Since Russia’s full-scale invasion of Ukraine, Europe and the collective West have faced relentless hybrid warfare campaigns that seek to undermine public trust, cohesion and the security of our democracies. In this asymmetrical fight, the Kremlin has exploited a state-criminal fusion wherein criminal acts and actors have become core components of Russia’s foreign policy apparatus. The Center for the Study of Democracy examined these dynamics and their implications for European security in a recent report, which dissected the deliberate model of statecraft the Kremlin has adopted. This model merges intelligence services, oligarchs, and transnational crime networks to realise geopolitical objectives and achieving hybrid warfare aims. At the same time, a joint report by GLOBSEC and the International Centre for Counter-Terrorism (ICCT) has identified more than 130 individuals hired by Russia for sabotage and subversion in Europe since 2022, underscoring that Russia’s hybrid operations are inseparable from illicit finance and sanctions evasion.

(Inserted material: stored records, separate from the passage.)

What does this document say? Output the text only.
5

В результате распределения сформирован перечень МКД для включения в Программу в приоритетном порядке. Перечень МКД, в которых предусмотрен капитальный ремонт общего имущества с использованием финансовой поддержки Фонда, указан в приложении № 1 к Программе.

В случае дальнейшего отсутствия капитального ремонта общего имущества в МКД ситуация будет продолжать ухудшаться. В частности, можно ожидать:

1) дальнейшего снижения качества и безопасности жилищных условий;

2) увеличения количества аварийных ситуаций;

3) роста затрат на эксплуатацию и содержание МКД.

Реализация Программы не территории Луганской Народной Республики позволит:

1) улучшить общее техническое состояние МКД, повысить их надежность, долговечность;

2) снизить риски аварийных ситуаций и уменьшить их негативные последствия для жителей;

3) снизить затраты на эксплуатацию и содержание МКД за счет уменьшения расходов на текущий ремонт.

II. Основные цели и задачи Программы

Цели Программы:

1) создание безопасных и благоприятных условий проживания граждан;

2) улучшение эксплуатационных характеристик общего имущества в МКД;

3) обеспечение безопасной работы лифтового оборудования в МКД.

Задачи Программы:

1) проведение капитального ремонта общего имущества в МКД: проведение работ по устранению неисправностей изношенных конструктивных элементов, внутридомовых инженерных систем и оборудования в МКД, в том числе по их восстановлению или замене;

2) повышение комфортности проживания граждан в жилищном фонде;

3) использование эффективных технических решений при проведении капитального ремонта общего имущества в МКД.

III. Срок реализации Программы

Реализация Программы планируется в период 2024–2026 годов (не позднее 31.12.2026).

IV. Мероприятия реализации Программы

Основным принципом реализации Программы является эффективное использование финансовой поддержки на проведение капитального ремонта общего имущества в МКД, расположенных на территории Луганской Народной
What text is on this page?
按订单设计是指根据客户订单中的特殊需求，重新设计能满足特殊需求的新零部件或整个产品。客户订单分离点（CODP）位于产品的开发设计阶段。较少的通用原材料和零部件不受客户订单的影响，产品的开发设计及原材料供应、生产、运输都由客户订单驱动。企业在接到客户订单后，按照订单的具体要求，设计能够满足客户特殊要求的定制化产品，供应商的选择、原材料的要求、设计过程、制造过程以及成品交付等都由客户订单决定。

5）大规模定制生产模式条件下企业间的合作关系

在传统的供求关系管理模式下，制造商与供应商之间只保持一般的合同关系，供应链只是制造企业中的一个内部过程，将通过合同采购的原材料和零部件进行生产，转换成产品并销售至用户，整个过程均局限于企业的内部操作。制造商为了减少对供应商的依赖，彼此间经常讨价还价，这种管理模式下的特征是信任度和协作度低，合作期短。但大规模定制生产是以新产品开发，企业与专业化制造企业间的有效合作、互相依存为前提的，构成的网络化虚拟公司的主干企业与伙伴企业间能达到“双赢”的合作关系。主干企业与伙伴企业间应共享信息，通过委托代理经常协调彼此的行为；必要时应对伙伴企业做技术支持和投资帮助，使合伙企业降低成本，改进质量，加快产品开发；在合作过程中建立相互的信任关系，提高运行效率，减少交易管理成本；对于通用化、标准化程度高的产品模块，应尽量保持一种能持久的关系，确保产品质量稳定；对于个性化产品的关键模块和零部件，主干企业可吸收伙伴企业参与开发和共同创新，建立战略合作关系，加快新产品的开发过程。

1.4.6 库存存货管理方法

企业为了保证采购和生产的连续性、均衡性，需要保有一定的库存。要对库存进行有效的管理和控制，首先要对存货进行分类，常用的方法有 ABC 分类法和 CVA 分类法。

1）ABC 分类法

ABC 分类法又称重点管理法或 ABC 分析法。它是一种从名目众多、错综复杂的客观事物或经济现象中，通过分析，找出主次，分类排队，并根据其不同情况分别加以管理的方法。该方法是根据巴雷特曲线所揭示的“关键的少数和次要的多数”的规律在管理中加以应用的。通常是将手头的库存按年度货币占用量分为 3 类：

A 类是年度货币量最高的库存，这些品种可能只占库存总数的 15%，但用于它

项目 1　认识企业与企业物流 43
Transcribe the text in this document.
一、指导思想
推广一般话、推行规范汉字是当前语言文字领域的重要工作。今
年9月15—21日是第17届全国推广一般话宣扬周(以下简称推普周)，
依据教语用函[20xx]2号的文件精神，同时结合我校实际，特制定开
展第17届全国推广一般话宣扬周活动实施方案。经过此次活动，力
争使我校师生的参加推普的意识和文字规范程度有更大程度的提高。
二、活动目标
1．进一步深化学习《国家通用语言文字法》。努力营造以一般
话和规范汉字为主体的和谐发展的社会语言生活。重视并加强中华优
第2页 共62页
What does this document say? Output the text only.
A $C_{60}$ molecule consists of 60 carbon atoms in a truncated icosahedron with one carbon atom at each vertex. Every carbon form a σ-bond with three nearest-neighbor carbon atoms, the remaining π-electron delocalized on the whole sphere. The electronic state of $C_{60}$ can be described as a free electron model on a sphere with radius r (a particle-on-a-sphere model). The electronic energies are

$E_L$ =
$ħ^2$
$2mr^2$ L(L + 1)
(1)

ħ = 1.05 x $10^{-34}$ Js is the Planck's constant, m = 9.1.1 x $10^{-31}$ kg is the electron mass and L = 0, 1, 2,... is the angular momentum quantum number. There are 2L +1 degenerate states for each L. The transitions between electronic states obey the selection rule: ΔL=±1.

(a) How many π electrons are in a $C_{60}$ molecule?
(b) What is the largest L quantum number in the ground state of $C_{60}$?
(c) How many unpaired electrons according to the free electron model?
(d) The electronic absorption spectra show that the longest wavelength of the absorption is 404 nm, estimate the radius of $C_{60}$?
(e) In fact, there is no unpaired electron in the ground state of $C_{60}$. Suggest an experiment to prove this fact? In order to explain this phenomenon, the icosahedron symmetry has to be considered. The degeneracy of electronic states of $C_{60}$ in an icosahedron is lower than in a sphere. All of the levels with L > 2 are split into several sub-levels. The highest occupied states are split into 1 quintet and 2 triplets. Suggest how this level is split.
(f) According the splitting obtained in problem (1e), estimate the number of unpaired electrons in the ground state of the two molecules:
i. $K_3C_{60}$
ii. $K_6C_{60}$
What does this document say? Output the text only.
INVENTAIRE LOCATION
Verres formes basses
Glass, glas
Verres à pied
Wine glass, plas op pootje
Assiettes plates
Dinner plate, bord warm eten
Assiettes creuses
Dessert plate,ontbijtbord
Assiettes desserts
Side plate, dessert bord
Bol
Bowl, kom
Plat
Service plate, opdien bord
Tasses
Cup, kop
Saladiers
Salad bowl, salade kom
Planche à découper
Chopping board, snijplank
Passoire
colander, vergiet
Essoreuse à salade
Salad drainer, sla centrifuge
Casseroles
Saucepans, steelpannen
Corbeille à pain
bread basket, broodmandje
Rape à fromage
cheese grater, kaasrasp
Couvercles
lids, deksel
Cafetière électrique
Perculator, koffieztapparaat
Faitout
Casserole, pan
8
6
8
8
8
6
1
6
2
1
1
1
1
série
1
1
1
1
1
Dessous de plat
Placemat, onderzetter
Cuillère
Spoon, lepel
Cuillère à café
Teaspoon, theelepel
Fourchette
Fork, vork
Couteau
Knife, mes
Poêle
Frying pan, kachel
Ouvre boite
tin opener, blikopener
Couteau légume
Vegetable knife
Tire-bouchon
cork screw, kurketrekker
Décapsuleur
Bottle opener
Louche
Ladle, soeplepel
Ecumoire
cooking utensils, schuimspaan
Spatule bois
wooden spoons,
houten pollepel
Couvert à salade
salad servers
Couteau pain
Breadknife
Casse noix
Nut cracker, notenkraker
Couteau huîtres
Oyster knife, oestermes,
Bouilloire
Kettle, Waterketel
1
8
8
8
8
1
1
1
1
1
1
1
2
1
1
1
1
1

These two reports formed the foundation of the public discussion Organised Crime in State-Sponsored Hybrid Warfare held in Sofia on 11 December 2025, whichbrought together CSD’s leading analysts, international experts, and local institutional representatives.
Ruslan Stefanov, CSD’s Program Director and Dominika Hajdu, Director for Policy and Programming at GLOBSEC, set the tone for the discussion by drawing a stark picture of Europe’s fast-changing hybrid and criminal threat landscape. Stefanov recalled how Russia has been deliberately using organised crime since the 1990s and warned that the war in Ukraine has supercharged these dynamics. He pointed to an estimated €31 billion in illicit financial flows linked to the conflict, arguing that this money is not just fuelling corruption but exposing deep structural vulnerabilities in European economies. Hajdu stressed that hybrid threats are now “fully operational”, erasing the line between internal and external actors and demanding responses that cut across institutions, sectors, and borders. Both underlined that governments cannot face this alone – the private sector has become an indispensable partner in any credible defence.
Picking up the thread, Rositsa Dzhekova, Director of the Democracy Shield Task Force, pushed back against the idea that criminal actors are merely opportunistic. These networks, she argued, are strategically woven into Russia’s broader hybrid playbook. Understanding how they evolve, move, and plug into political and economic systems across Europe is essential for spotting the blind spots that hostile actors exploit. Ryan McLaren, analyst at CSD’s Security Program and the Democracy Shield Task Force, presented CSD’s latest findings on how the Kremlin uses these criminal structures as an extension of statecraft. He showed how smuggling, sanctions evasion, Crime-as-a-Service markets, governance capture, energy manipulation, and orchestrated migration pressures are not isolated phenomena, but deliberate components of a single, hybrid warfare strategy aimed at the collective West.
The external security dimension was further unpacked by Kacper Rekawek, Senior Research Fellow at ICCT. He explored the crime–terror nexus underpinning Russia’s operations, describing a “long-leash” approach in which financially motivated recruits, covert sabotage operations, and the exploitation of legal loopholes sustain a campaign that stretches across the continent. Recent incidents, including sabotage attempts on rail infrastructure in Poland, were cited as examples of how Moscow masks its role by mimicking local grievances or ideological conflicts, blurring the lines between criminal, political, and quasi-diplomatic activity.
Concluding the panel, Bulgaria’s Cybersecurity Ambassador at Large, Zlatin Krastev, warned that many states still hesitate to publicly acknowledge Russian attacks – a stance he called a “fallacy of risk miscalculation”. Drawing on Ukraine’s experience, he argued that Europe must significantly upgrade its investigative, surveillance, and rapid-response capabilities, while reinforcing NATO’s deterrence posture. At the same time, he insisted that these measures must be accompanied by an honest public debate about how to balance privacy with the level of security required to confront a sophisticated, long-term hybrid threat.
Overall, participants emphasised the need for Europe to urgently fill the gaps in its internal security capacity. They called for unified intelligence-driven responses, asset targeting, legislative reform, improved interagency cooperation, a rethinking criminal law frameworks and ultimately, a new strategic ontology, ready for Europe’s new geopolitical environment.